Depois, criticou a jornalista por ter dado notícia das intervenções de "apenas dois dos oito oradores" e alegadamente omitido "o que de mais importante lá foi dito". Aqui já não terá razão: se a jornalista só referiu dois oradores, foi porque não teve espaço para falar dos outros ou porque não considerou tão relevantes, para a notícia, as suas exposições. A leitora tem todo o direito de considerar que foram ditas coisas mais importantes do que as escolhidas pela jornalista, mas esta tem também o direito (aliás, é a sua obrigação profissional) de valorizar diferentemente aquilo que escolhe para o seu texto.

Finalmente, Leonor Figueira queixa-se por ter visto incorrectamente citadas as suas próprias palavras. Maria João Guimarães não exclui que possa "ter existido um erro na exactidão das citações", mas diz-se convicta de que, em boa fé, reportou fielmente "o espírito da intervenção" em causa.

É bem possível que, quanto a este ponto, as duas partes tenham alguma dose de razão.
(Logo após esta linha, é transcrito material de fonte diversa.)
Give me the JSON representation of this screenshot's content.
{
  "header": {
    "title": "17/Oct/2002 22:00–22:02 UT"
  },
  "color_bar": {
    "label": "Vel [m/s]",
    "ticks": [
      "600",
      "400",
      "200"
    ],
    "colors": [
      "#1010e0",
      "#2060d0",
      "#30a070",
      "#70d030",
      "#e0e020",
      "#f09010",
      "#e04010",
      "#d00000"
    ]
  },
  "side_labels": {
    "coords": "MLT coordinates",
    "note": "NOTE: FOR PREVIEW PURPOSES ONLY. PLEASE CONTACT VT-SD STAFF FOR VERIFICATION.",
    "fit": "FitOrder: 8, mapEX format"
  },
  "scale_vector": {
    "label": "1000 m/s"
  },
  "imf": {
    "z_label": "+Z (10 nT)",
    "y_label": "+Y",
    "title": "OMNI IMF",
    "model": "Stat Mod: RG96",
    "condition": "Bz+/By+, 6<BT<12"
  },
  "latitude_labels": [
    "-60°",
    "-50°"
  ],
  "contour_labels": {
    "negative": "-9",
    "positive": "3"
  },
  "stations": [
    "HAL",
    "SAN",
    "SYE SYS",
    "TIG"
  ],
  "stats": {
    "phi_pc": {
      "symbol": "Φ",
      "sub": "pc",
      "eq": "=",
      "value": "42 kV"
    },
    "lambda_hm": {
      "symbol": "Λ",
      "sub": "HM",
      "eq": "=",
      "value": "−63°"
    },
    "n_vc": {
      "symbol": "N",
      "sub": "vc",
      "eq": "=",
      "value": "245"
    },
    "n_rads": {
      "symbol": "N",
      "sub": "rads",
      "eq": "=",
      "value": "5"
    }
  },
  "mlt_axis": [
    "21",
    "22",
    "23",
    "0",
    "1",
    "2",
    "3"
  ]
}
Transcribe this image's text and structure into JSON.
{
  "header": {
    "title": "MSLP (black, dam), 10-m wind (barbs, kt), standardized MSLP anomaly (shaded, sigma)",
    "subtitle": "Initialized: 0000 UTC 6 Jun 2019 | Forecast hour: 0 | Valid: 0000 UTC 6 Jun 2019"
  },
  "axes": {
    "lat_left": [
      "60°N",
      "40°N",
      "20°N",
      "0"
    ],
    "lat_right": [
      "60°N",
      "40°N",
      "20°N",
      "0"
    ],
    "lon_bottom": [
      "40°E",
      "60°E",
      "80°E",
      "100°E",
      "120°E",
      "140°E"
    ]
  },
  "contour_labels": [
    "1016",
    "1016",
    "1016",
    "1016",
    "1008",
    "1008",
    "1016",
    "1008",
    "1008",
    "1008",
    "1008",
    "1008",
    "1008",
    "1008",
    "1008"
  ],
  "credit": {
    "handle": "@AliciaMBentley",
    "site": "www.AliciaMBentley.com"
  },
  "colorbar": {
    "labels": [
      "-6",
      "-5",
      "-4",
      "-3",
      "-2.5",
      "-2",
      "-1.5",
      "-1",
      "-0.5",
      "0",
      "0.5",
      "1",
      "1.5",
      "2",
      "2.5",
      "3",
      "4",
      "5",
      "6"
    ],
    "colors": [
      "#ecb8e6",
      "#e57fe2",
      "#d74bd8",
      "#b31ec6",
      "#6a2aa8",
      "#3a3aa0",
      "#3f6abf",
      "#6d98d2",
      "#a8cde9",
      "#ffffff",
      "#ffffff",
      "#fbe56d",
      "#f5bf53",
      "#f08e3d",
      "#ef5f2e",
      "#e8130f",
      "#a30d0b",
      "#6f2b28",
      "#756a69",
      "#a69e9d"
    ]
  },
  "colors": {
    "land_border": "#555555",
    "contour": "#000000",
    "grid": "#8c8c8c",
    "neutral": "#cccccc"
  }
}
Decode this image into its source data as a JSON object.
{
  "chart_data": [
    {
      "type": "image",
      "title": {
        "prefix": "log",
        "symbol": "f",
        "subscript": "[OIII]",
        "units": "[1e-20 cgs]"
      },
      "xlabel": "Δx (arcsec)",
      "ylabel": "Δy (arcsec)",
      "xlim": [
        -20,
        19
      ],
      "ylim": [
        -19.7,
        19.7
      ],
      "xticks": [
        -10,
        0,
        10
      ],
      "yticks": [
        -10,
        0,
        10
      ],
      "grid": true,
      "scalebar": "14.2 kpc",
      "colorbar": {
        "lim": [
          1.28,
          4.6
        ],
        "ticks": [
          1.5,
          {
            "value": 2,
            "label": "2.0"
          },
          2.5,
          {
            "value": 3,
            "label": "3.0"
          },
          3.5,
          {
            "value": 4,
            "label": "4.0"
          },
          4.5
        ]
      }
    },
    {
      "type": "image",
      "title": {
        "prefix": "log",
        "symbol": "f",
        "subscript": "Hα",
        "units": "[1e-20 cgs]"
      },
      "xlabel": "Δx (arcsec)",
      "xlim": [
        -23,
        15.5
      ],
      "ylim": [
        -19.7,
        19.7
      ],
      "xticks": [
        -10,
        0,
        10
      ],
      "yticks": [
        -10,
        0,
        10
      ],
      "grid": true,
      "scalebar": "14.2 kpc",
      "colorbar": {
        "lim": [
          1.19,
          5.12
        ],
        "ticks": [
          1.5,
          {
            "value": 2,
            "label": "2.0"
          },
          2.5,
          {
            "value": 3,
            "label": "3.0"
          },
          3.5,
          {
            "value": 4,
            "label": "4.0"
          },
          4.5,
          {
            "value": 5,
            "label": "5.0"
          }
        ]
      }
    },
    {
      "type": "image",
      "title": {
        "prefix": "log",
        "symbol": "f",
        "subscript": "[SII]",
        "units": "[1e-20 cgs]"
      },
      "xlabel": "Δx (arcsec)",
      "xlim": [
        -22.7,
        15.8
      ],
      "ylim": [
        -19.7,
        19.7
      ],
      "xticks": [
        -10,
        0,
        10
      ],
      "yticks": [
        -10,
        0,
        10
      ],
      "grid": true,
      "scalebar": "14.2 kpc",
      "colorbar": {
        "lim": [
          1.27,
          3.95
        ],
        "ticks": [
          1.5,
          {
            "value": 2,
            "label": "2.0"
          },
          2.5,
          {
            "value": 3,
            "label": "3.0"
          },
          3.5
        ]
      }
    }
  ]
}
Pode a leitora não ter visto as suas posições adequadamente traduzidas em duas ou três frases rápidas, retiradas de um contexto muito mais vasto e certamente mais rico de "nuances". Uma notícia de jornal, para mais pequena, arrisca-se sempre a ser tão redutora... E pode a jornalista, muito seriamente, achar que transmitiu o essencial do discurso tal como conseguiu captá-lo na altura - e tal como pôde relatá-lo no espaço limitado que lhe atribuíram.

Se o que está em causa não é (salvo quanto à questão do nome) a correcção de dados de facto mas de interpretações ou "nuances" de um discurso mais complexo, resta ao jornal, caso entenda, disponibilizar as suas páginas de colaboração exterior ("espaço público", "cartas ao director") para que a leitora possa apresentar melhor as suas ideias sobre a matéria em apreço.

Na passada quarta-feira, o PÚBLICO surgiu impresso em papel amarelo. E ninguém soube ou adivinhou porquê. Foi preciso esperar pelo dia seguinte. Independentemente de terem gostado ou não, vários leitores se questionaram sobre a inesperada transformação. Afinal, tratava-se de um contrato publicitário. Mas, como as consequências desse contrato não se restringiram ao espaço da publicidade, que é sempre assinalado como tal, antes extravasaram para a área editorial (de facto, para todo o seu "fundo", o que levanta algumas interrogações), devia ter sido dada uma explicação aos leitores. No próprio dia, claro.